Le rap a conquis les ondes, les plateformes de streaming, les réseaux sociaux. Il est devenu le genre musical numéro 1 en France (et dans le monde), mais aussi l’un des plus foisonnants et créatifs. Et bientôt l’un des plus regardés ? Car désormais le rap s’écoute autant qu’il se mate, en témoignent les multiples documentaires qui ont vu le jour ces dernières années autour de grandes figures de la scène française, Nekfeu, Gims ou encore Médine. Ce n’était que le début. Cet automne, une véritable vague de rap français déferle sur les grands et petits écrans de l’Hexagone.
Du côté de la fiction, avec la saison 2 de Validé sur Canal+ depuis lundi, et prochainement avec la série Diana Boss sur France TV Slash. Au cinéma avec Suprêmes, le biopic sur NTM en novembre. Le documentaire n’est pas en reste, avec la mise en ligne ce vendredi sur Amazon Prime Video de Montre jamais ça personne, la série autour du rappeur Orelsan. A cela on pourrait ajouter d’autres projets à venir en 2022 : une série d’Arte sur NTM, un autre sur la scène bruxelloise destinée à FranceTvSlash, un documentaire sur Soprano sur Disney+…
Jamais en trente ans d’existence, le rap n’avait autant capté l’attention des écrans français. Mais comment expliquer ce fourmillement de projets ?

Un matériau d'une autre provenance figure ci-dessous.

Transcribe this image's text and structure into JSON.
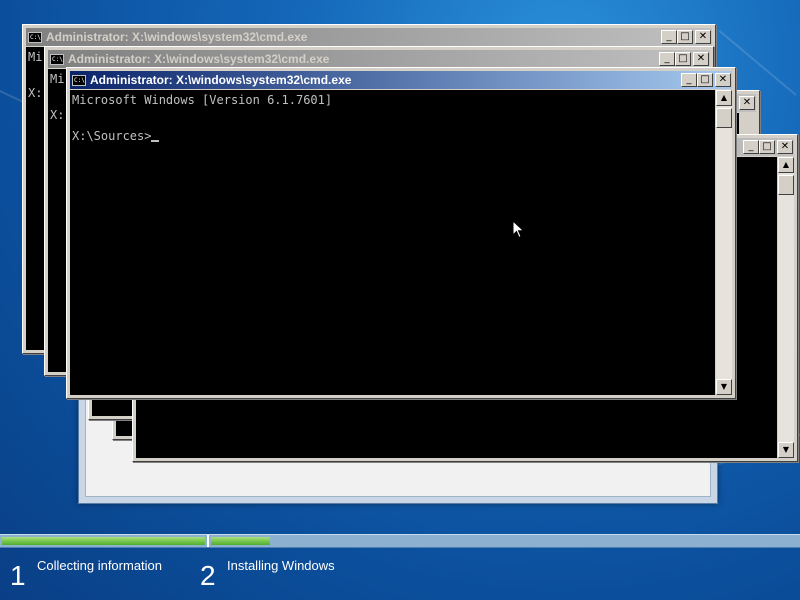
{
  "windows": [
    {
      "id": "cmd-1",
      "title": "Administrator: X:\\windows\\system32\\cmd.exe",
      "lines": [
        "Mi",
        "",
        "X:"
      ],
      "active": false
    },
    {
      "id": "cmd-2",
      "title": "Administrator: X:\\windows\\system32\\cmd.exe",
      "lines": [
        "Mi",
        "",
        "X:"
      ],
      "active": false
    },
    {
      "id": "cmd-front",
      "title": "Administrator: X:\\windows\\system32\\cmd.exe",
      "lines": [
        "Microsoft Windows [Version 6.1.7601]",
        "",
        "X:\\Sources>"
      ],
      "active": true
    }
  ],
  "window_buttons": {
    "minimize": "_",
    "maximize": "□",
    "close": "✕"
  },
  "system_icon_text": "C:\\",
  "progress": {
    "step1_fraction": 1.0,
    "step2_fraction": 0.1
  },
  "steps": [
    {
      "number": "1",
      "label": "Collecting information"
    },
    {
      "number": "2",
      "label": "Installing Windows"
    }
  ],
  "colors": {
    "active_title": "#0a246a",
    "inactive_title": "#808080",
    "console_bg": "#000000",
    "console_text": "#c0c0c0",
    "progress_green": "#4fae2c"
  }
}
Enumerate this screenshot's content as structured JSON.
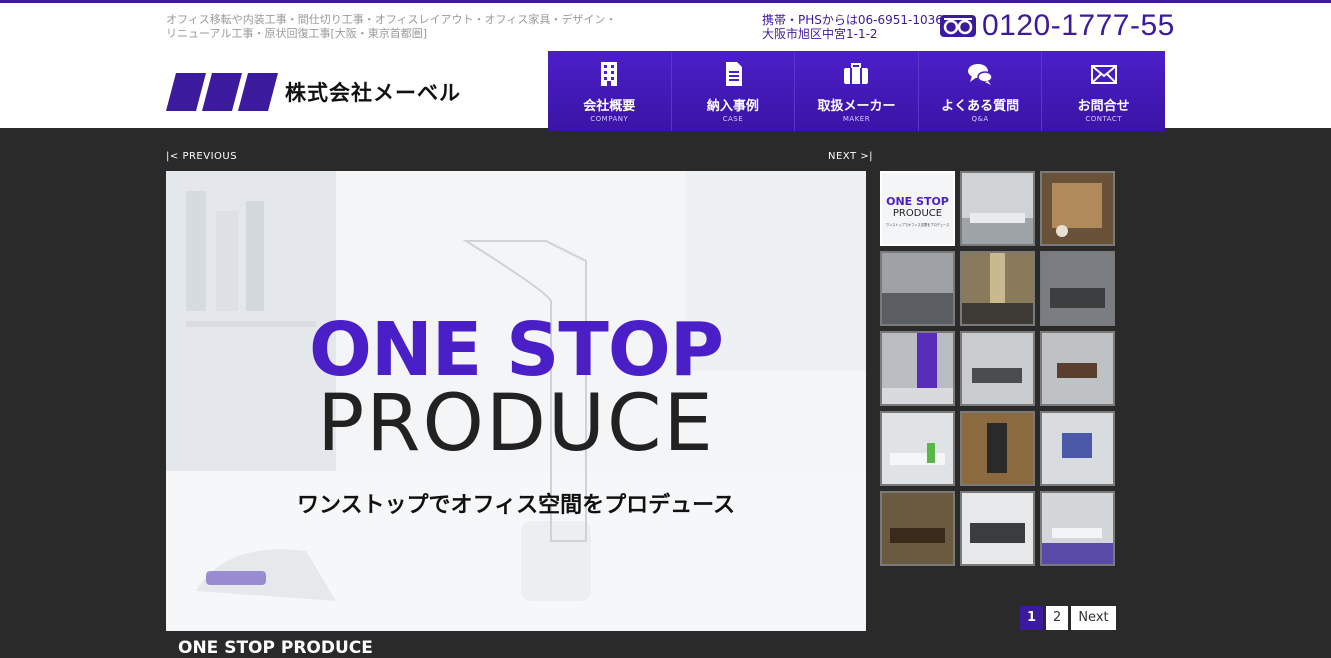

Des générations bercées au rap
Contrairement aux Etats-Unis où cette musique a été mise à l’honneur dès les années 2010 avec des séries comme Empire (2015), The Get Down (2016) ou Atlanta (2017), la France a été quelques années à la traîne du côté de la fiction. Franck Gastambide, qui a signé l’un des premiers succès du genre avec Validé, se souvient pour sa part des blocages rencontrés en amont du projet. « Certaines personnes chez Canal étaient un peu réticentes à l’idée de faire une série sur le rap, pas parce qu’elles avaient des problèmes avec cette culture, mais elles se demandaient si le public attendait une série comme celle-là », explique celui que 20 Minutes a rencontré à CannesSéries. « C’était révélateur des doutes de certains décideurs loin de cette culture et de cette musique. Je suis rentré un peu par la fenêtre, un peu de force. J’ai dû faire intervenir Maxime Saada pour que cette série existe », ajoute-t-il. Avec 35 millions de visionnages, la saison 1 de Validé est devenue l’un des plus grands succès de la chaîne. Quant à la saison 2, plus d’un million de personnes ont déjà vu les neuf épisodes depuis sa mise en ligne lundi.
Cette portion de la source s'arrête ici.